Beth'in mısır gevreğinden çıkan parmağın kime ait olduğunu dahi tespit edememiştik. Bir kadın parmağı olduğu kesindi, kenarlarında kırmızı ojeler vardı. O günden beridir aslında kimsenin psikolojisi iyi değildi, birbirimize güvenemiyorduk. Birbirimizle sohbet edemiyorduk, ağzımızdan bir şey kaçıracağız diye o kadar çok korkuyorduk ki! Sokakta yürürken sürekli arkamızı kontrol ediyor, takip edilip edilmediğimizi düşünüyorduk.
Değişmeyen tek şey sürekli yanında bizler için yemek getiren Shally'di. Elini omzuna koymuştu. "Buck, marmelatlı çörek?"
Biraz ona doğru döndüm. "Olay yerinde yemek yememiz ne kadar doğru?"
"Hiç."
Güldüm, yanıma yaklaştı. "Miden nasıl oldu?"

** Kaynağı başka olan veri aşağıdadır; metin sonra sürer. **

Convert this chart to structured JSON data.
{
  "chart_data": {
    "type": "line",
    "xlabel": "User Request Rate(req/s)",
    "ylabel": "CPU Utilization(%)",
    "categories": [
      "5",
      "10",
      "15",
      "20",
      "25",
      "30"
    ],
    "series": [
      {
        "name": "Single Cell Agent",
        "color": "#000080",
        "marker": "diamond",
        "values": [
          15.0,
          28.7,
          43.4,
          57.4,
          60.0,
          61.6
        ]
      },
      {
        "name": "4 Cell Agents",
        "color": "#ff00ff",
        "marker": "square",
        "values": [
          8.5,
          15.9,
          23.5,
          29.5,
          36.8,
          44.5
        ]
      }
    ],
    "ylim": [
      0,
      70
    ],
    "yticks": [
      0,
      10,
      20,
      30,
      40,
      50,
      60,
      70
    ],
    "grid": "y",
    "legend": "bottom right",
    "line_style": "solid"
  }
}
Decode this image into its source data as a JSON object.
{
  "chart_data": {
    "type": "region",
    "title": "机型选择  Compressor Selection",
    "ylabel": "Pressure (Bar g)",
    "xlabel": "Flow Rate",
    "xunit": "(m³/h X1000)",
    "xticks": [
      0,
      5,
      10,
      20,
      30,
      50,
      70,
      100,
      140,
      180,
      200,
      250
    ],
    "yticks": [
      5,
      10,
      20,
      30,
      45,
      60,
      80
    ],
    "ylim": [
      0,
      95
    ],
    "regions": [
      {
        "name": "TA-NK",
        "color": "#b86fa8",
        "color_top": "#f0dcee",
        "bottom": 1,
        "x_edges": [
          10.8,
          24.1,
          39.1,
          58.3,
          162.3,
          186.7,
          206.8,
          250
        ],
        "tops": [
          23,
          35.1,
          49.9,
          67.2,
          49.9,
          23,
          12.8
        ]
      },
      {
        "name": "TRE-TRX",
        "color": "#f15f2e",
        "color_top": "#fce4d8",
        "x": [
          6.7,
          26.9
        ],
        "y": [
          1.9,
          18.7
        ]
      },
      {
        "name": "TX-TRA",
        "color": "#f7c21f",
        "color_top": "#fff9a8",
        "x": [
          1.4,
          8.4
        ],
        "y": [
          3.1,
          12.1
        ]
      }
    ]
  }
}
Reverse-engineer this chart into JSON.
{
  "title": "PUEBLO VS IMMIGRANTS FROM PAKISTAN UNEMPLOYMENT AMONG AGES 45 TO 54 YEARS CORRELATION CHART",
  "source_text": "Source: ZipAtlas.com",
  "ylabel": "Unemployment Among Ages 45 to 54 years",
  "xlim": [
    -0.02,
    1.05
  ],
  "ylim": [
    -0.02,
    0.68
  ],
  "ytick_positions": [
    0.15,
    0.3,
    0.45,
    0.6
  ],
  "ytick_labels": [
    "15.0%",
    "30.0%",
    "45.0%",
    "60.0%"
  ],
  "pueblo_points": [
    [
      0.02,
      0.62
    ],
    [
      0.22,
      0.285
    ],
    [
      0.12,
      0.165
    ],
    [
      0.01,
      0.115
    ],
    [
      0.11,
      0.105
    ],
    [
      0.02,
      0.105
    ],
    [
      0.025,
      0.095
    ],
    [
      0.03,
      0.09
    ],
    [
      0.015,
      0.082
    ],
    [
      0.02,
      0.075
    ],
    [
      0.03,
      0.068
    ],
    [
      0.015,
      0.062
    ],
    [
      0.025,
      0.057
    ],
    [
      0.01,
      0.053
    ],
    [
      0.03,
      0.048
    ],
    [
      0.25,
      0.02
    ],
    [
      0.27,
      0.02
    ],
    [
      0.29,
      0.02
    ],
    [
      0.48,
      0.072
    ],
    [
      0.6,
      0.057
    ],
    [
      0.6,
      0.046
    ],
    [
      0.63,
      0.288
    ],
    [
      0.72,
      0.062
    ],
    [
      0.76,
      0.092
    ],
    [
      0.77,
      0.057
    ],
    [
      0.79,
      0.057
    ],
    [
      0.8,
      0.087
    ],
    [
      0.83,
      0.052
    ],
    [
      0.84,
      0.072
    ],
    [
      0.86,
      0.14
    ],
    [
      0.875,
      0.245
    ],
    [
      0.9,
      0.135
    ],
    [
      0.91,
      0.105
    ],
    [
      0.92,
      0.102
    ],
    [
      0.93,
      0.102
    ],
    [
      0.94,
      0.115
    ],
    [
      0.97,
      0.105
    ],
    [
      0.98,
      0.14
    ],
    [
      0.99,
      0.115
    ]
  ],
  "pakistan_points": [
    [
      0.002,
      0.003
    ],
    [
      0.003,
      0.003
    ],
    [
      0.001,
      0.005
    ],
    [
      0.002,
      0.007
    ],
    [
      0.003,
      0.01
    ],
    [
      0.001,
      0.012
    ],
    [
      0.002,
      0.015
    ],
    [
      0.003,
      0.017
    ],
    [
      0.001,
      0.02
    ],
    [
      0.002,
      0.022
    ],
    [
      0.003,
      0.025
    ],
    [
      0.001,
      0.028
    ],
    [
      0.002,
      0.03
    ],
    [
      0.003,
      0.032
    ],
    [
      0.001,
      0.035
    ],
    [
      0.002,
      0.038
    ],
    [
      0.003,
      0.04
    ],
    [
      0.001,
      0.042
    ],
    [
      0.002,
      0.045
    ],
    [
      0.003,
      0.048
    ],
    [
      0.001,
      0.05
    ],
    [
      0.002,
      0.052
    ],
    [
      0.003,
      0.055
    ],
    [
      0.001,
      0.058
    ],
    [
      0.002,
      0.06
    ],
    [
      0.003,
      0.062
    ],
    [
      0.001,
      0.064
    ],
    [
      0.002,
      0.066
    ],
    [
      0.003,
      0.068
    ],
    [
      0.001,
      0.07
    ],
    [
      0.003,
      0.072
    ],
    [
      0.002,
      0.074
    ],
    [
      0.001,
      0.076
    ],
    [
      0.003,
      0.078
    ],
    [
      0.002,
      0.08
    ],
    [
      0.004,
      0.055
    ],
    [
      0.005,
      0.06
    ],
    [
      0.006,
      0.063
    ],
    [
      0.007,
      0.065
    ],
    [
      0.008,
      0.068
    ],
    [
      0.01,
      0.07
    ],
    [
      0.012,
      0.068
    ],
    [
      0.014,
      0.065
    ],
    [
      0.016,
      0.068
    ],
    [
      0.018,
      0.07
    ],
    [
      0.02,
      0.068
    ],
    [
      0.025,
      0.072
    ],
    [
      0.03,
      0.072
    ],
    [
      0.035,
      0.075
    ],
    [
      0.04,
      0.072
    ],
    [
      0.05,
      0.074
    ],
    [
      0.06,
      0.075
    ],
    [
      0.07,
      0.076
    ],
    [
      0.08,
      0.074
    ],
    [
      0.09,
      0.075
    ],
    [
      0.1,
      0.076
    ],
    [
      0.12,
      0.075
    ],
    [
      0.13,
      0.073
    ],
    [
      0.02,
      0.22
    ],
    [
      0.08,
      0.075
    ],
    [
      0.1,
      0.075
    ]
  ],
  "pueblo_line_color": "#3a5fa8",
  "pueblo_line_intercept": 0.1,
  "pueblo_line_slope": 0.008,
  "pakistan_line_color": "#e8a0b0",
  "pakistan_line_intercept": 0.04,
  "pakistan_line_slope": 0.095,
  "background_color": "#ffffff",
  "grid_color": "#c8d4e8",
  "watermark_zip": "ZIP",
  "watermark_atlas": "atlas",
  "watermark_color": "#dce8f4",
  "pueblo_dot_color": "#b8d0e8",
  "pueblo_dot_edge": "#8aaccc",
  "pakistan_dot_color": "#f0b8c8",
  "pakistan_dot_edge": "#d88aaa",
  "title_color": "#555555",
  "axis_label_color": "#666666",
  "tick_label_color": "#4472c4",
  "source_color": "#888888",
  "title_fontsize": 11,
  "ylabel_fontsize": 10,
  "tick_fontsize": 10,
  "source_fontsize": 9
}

Her halinden utandığı belli oluyordu. "Aslında bu sanırım beşinci kusmam."
Tam iki saattir cesedin başında dikiliyor, etrafında yapılan incelemeleri izliyordum. Ceset sayılarında hiç azalma veya artma yoktu. Her daim katilimiz bir kişiyi öldürüyordu. Hiçbir zaman kurbanlarının telefonlarını almıyordu. Hiçbir kurban 911'i aramaya da çalışmamıştı, yani ölmeden önce buraya kendi istekleriyle geliyorlardı. Belki de silah zoruyla yürütüyor, sonrasında işine koyuluyordu.
Benim görüşlerim birinciyi destekleyen, savunan taraftaydı. Katilin arabayı sürmesi gerekiyordu, bu durumda aklı olan herkes çaktırmadan polisi aramaya çalışırdı. Kurbanların bir kısmı araba sürmeyi bilmiyordu, ehliyetlerinin fotokopilerini görmemiştim. Bunu kimseye söylememiştim çünkü korkuyordum, yanlış olmaktan korkuyordum. Hata yapmaktan da... İnsanları yanlış yola götürmemeliydim. Ayrıca biraz bile düşünen herkesin bunu fark edebileceğini düşünmüştüm, belki de yanılıyordum. O kadar da zeka gerektirmeyen bir bilgi, detay olarak görmüştüm.
Kumral saçlı -hala adını öğrenmediğim- adam ufak ufak bize doğru yaklaşmaya başlamıştı. "Biraz etrafta dolanmaya ne dersin? Belki gözden kaçan bir şeyler vardır?"
Düşündüğünü belli etmek için dudaklarını büzdü. "Bak belki beni bir korkak olarak göreceksin ama cidden pek doğru bir karar değil gibi." Parmağıyla Sam ve Evans'ı gösterdi. "Evans'ın yardımcı köpekleri her yeri aradı zaten, Sam'se yukarıdan kontrol etti. Bir sürü ekip de etrafı kolaçan ediyor hem."
"Ah, peki. Seni zorlayamam, ben sanırım buradan biraz uzaklaşacağım." Öne doğru birkaç adım attım.
Hızla koşarak yanıma geldi, tabi öncesinde elindeki kabı birinin arabasının üstüne bırakmıştı. Koluma girdi. "Bekle, seni yalnız bırakamam burada."
Gülmek istesem de yapmadım, kalbinin kırılmasından endişelendim. Diyelim ki başımıza bir tehlike geldi, beni nasıl koruyacaktı ki? Ayrıca benim başımı tehlikeye sokabilecek kadar güçlü bir tehlike onu yerle bir ederdi. Bulunduğumuz alan asker koğuşlarıyla doluydu. Sur şeklini andıran, yarısından fazlasının yerin dibinde olduğu tüneller kare şeklindeydi. Muhtemelen mermilerden korunmak için yıllar önce toprağın altına yapılmıştı ya da cidden de eski olduğu için yerin altında kalmıştı.
ŞİMDİ OKUDUĞUN
Bucky'nin Üzgün Notları
Fiksi PenggemarPsikoloğu Bucky'nin duygularını içine atmasına yeni çözümler aradığında günlük tutmasına karar verdiler. Buck bu karardan fazlasıyla nefret etti ve çocukça olduğunu defalarca kez dile getirdi ancak itiraz etmeyerek yanında taşıdığı not defterini gü...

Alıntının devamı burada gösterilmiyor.